Compiled by endeesa. Last update 23/April/2022

1. Pandas refresher

The following notes will revisit a few pandas concepts which are important for doing time series analysis in Python. Suppose you created a pandas dataframe like the one shown in figure 1. The name assigned to the dataframe is df


These are some common operations that you might want to perform:

i. Convert index values of type string into datetime objects using pd_todatetime()

df.index = pd.to_datetime(df.index)

ii. Plot a time series on a line graph

# Produces a matplotlib line plot(s) using all the columns

iii. Index slicing

  • Recall that slicing is used to filter a subset of the data based on the position
  • Similarly you can slice pandas datetime indexes to filter data based on years, months, days etc.
# Pandas datetime indexing examples

# Filter by year 2022
timeSeries2012 = df['2022']

# Filter values from 2022 April
timeSeries2012May = df['2012-04']

iv. Frequency conversion

  • Sometimes we may wish to downsample or updample readings into monthly, quarterly or yearly frequency
  • This functionality can be easily obtained from the built-in pandas function pd.resample()
# Example: Convert daily readings to MONTHLY readings using the median
  • Other popular frequencies: Q-quarter, D-day, W-week, A=year, T-minute etc.

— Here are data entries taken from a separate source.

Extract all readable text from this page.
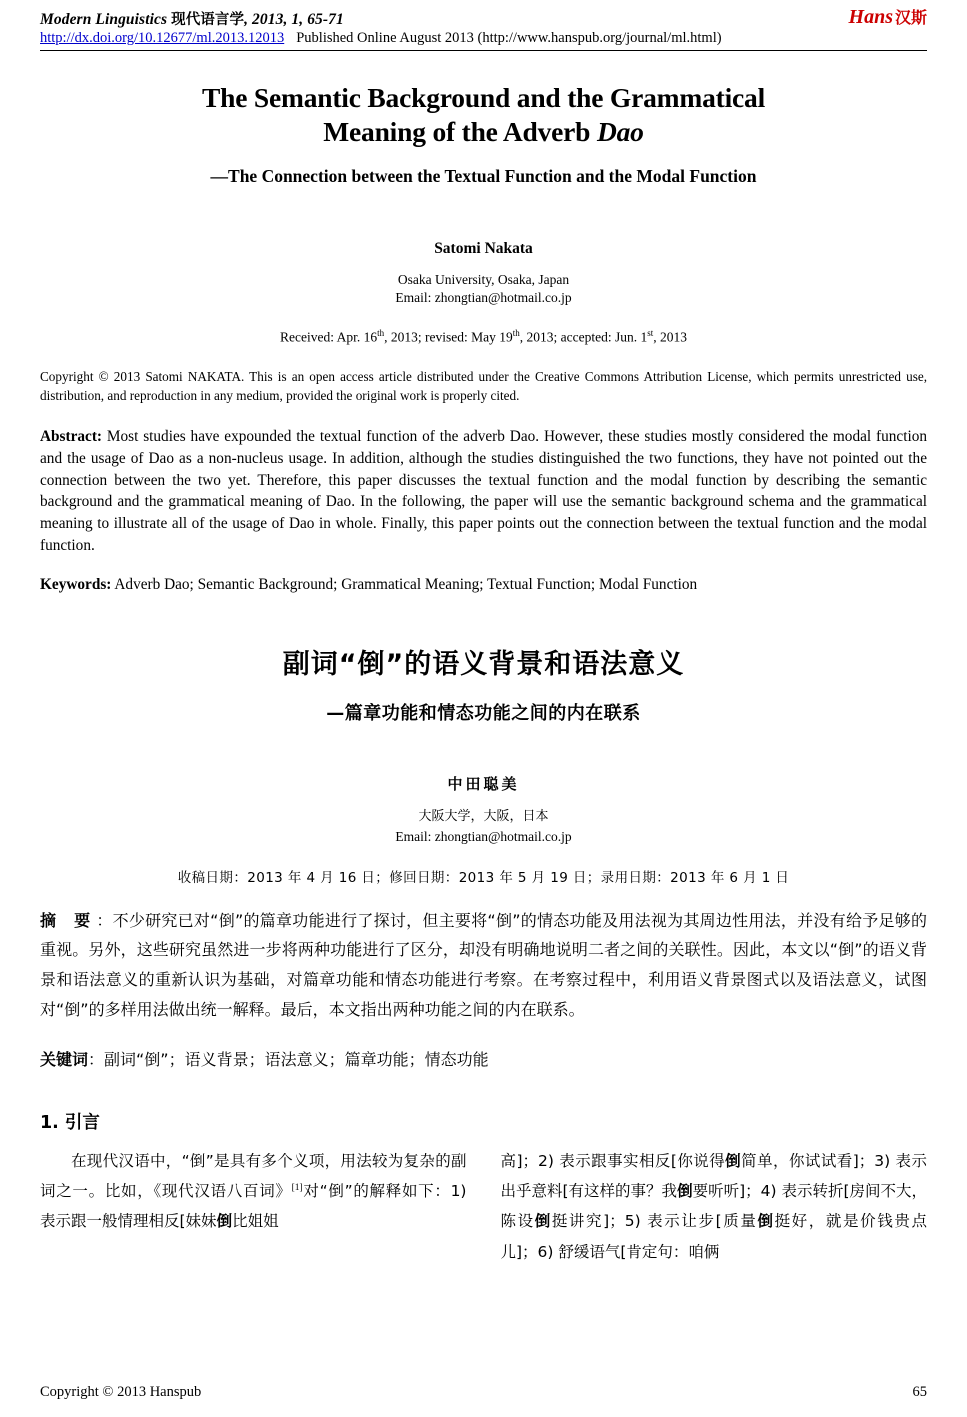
Modern Linguistics 现代语言学, 2013, 1, 65-71
http://dx.doi.org/10.12677/ml.2013.12013 Published Online August 2013 (http://www.hanspub.org/journal/ml.html)
Hans 汉斯
The Semantic Background and the Grammatical
Meaning of the Adverb Dao
—The Connection between the Textual Function and the Modal Function
Satomi Nakata
Osaka University, Osaka, Japan
Email: zhongtian@hotmail.co.jp
Received: Apr. 16th, 2013; revised: May 19th, 2013; accepted: Jun. 1st, 2013
Copyright © 2013 Satomi NAKATA. This is an open access article distributed under the Creative Commons Attribution License, which permits unrestricted use, distribution, and reproduction in any medium, provided the original work is properly cited.
Abstract: Most studies have expounded the textual function of the adverb Dao. However, these studies mostly considered the modal function and the usage of Dao as a non-nucleus usage. In addition, although the studies distinguished the two functions, they have not pointed out the connection between the two yet. Therefore, this paper discusses the textual function and the modal function by describing the semantic background and the grammatical meaning of Dao. In the following, the paper will use the semantic background schema and the grammatical meaning to illustrate all of the usage of Dao in whole. Finally, this paper points out the connection between the textual function and the modal function.
Keywords: Adverb Dao; Semantic Background; Grammatical Meaning; Textual Function; Modal Function
副词“倒”的语义背景和语法意义
—篇章功能和情态功能之间的内在联系
中田聪美
大阪大学，大阪，日本
Email: zhongtian@hotmail.co.jp
收稿日期：2013 年 4 月 16 日；修回日期：2013 年 5 月 19 日；录用日期：2013 年 6 月 1 日
摘 要：不少研究已对“倒”的篇章功能进行了探讨，但主要将“倒”的情态功能及用法视为其周边性用法，并没有给予足够的重视。另外，这些研究虽然进一步将两种功能进行了区分，却没有明确地说明二者之间的关联性。因此，本文以“倒”的语义背景和语法意义的重新认识为基础，对篇章功能和情态功能进行考察。在考察过程中，利用语义背景图式以及语法意义，试图对“倒”的多样用法做出统一解释。最后，本文指出两种功能之间的内在联系。
关键词：副词“倒”；语义背景；语法意义；篇章功能；情态功能
1. 引言

在现代汉语中，“倒”是具有多个义项，用法较为复杂的副词之一。比如，《现代汉语八百词》[1]对“倒”的解释如下：1) 表示跟一般情理相反[妹妹倒比姐姐

高]；2) 表示跟事实相反[你说得倒简单，你试试看]；3) 表示出乎意料[有这样的事？我倒要听听]；4) 表示转折[房间不大，陈设倒挺讲究]；5) 表示让步[质量倒挺好，就是价钱贵点儿]；6) 舒缓语气[肯定句：咱俩

Copyright © 2013 Hanspub	65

v. Merge multiple dataframes

# Assume we have another dataframe df2 similar to df
# We can merge the columns of these 2 dataframes as follows

df.join(other=df2, how='innner', on=None)

Note that if we don't specify the value for the on argument, the two dataframes will be matched by the index. Read the docs for more info

  • If instead, we wanted to merge the rows, we would use df.concat()

vi. Calculating correlation and autocorrelation

  • Correlation is a simple measure that tells us whether the values between two columns vary together or not
# Assume you have a dataframe named 'stocks' with stock prices for microsoft and google
# The columns are named 'MSFT' and 'GOOGL' respectively

correlation = stocks['MSFT'].corr(stocks['GOOGLE'])

Typically when dealing with time series data. We do not calculate the correlation on the actual prices , but the percentage changes instead. Use the 'pct_change()' function to convert the values before computing the correlation.

  • If we are interested in knowing the the correlation of a time series with a delayed version of itself, we can calculate the autocorrelation as follows:

# First convert the actual prices to returns 
msft_returns = stocks['MSFT'].pct_change()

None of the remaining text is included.